Il s’agit des articles que Manchette a écrit entre les années 1976 et 1985 sur le roman noir, d’abord dans Charlie Mensuel, puis dans la revue Polar (les « Notes noires »).
Même si ces chroniques datent forcément un peu (avec le risque que le bouquin mentionné soit épuisé), c’est assez jubilatoire car Manchette ne manque ni de compétences et de connaissances sur le sujet, pas plus que d’humour et d’auto-dérision sur lui-même.
Les chroniques de Charlie sont toutefois un peu lassantes quand on les lit ainsi à la suite les unes des autres. En plus de dater, elles se résument souvent la liste des derniers titres publiés par la Série Noire (incontournable bien sûr), le Carré Noir ou encore Le Masque.
Par contre, celles de la revue Polar sont plus fouillées, et beaucoup plus intéressantes : il parle du syndicalisme aux USA, de la crise de 29, de l’évolution de la société après-guerre. Car le rapport à la société est primordial dans le roman noir : contre culture, capitalisme, révolution et contre-révolution sont des thèmes récurrents… Ces chroniques sont une mine d’informations sur le roman noir, qu’il définit à plusieurs reprises en le différenciant des romans à énigme, ceux à suspense, et même du néo-polar.
Il explique tout cela, n’hésitant pas à faire passer des messages politiques sur ce qu’il en pense lui-même, avec distance et humour la plupart du temps, fort heureusement, mais pas toujours : voir en fin d’article le passage sur HB (Human Bomb) à Neuilly et ce qu’il en dit.
Les grand maîtres du roman noir sont Dashiell Hammett, W. R. Burnett, Donald Westlake, Jim Thompson etc… J’en ai fait une petite liste en fin d’article. En France, il cite Léo Mallet et surtout Pierre Siniac dont il dit beaucoup de bien.
Il nous livre aussi des anecdotes truculentes qui révèle sa culture littéraire, comme celle à propos de Hammett et Hemingway que je résiste pas à vous livrer, vu que cela confirme ce que je pense de ces deux auteurs :
Un soir de 1938, Dashiell Hammett et Hemingway sont assis au Stork Club, bourrés comme des coings, avec d’autres gens cosmopolites et de gauche. Hemingway vaticine à propos d’intellectuels espagnols qu’il faut aider à échapper à Franco ou aux camps de concentration français. Il fait chier Hammet, qui le lui dit. Hemingway se pose une cuillère sur la saignée du bras et, pliant le bras, il plie la cuillère, et il défie Hammett d’en faire autant. Hammett lui répond qu’il pense qu’il n’y a pas que les intellectuels dans la vie, et pourquoi est-ce qu’il ne va pas plutôt emmerder comme d’habitude Scott Fitzgerald, qui est le meilleur écrivain américain. Là, Hemingway est vraiment fâché. Il défie encore Hammett de plier la cuillère. « Je ne pense pas que je pourrais, dit Hammett, et quand je faisais des choses comme ça, c’était contre de l’argent de Pinkerton. Pourquoi tu ne vas pas au jardin jouer au cerceau ? ».

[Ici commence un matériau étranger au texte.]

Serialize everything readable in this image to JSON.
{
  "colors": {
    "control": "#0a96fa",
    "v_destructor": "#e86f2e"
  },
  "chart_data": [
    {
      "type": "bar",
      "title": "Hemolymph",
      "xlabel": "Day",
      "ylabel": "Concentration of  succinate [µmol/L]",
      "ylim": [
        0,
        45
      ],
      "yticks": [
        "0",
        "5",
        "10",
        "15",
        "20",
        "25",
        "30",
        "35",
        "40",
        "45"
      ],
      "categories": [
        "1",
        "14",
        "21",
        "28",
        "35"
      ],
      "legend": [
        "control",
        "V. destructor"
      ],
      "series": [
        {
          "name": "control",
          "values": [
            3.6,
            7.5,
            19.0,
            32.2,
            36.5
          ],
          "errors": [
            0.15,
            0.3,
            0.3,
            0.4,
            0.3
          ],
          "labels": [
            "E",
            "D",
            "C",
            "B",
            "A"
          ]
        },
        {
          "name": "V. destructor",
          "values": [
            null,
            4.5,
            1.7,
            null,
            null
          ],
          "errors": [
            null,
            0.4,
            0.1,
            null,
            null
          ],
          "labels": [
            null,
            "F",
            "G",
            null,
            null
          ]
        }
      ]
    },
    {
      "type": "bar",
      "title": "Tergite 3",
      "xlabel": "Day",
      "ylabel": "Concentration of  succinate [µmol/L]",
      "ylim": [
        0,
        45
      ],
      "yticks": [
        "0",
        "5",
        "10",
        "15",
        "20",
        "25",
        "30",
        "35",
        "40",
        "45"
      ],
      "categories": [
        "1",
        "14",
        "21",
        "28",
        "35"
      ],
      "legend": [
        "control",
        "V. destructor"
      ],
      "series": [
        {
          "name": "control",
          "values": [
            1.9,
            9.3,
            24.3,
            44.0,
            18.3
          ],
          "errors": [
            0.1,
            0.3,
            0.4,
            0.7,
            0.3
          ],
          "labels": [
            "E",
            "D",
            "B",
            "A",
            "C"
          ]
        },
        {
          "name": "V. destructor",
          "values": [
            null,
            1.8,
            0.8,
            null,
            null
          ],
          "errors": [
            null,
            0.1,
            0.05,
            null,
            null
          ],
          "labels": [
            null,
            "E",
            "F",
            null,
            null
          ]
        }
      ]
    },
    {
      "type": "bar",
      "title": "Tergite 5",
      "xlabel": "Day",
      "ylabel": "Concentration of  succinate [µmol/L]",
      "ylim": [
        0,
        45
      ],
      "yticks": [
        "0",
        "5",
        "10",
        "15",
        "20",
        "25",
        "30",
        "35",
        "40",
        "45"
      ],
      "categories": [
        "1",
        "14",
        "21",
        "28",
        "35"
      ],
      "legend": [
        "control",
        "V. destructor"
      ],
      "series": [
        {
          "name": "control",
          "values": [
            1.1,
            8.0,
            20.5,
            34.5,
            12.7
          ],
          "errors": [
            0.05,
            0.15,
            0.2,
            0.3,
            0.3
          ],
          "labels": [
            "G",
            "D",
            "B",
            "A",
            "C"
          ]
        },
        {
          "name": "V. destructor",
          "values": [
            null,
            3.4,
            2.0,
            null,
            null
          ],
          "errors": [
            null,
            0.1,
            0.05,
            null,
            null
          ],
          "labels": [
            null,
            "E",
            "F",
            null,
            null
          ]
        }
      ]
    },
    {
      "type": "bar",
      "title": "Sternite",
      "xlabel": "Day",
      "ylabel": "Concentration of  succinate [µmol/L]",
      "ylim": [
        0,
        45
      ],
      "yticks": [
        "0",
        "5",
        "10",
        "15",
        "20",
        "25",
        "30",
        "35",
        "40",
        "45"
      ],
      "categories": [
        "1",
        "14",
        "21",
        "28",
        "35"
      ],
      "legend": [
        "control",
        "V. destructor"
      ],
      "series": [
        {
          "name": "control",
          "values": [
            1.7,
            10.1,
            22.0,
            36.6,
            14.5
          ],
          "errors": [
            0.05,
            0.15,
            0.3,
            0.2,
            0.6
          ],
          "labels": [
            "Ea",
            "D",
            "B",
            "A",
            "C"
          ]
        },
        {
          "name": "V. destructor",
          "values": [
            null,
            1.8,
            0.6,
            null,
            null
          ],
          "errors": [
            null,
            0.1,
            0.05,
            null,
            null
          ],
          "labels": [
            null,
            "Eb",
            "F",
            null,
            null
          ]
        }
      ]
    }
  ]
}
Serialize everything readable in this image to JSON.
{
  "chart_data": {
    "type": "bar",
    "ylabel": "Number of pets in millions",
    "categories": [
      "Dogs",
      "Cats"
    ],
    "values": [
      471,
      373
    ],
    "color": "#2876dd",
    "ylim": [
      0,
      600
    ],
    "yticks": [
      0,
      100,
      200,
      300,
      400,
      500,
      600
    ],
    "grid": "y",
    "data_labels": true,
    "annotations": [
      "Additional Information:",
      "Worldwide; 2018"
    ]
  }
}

Plutôt bien envoyé de la part de Hammett à ce prétentieux d’Hemingway ! 😛
Voyons donc ce qu’est le roman noir, quel est son style, son époque, en terminant par une courte liste des grands auteurs selon Jean-Patrick Manchette….
Le roman noir est né aux États-Unis, au moment de la contre-révolution, plus importante que la prohibition :
Comme je le répète toujours avec une obstination maniaque, la contre-révolution triomphant mondialement dans les années 20 est plus importante, pour la genèse du polar à l’américaine, que la prohibition de l’alcool à la même époque, phénomène dont tous les historiens du genre font grand cas, et qui est effectivement important, mais formel et, au train où vont les phénomènes, plutôt épiphénoménal.
Il faut comprendre la contre-révolution, terme récurrent chez Manchette : au début du siècle, la révolution prolétarienne est omniprésente, même aux États-Unis (syndicats ouvriers comme l’IWW, etc… je suis en train de lire la trilogie USA de John Dos Passos qui en parle pas mal). Puis vient la première guerre mondiale. Une fois celle-ci gagnée, c’est la contre-révolution, c’est-à-dire la reprise en main par le capitalisme (et la corruption) de la société.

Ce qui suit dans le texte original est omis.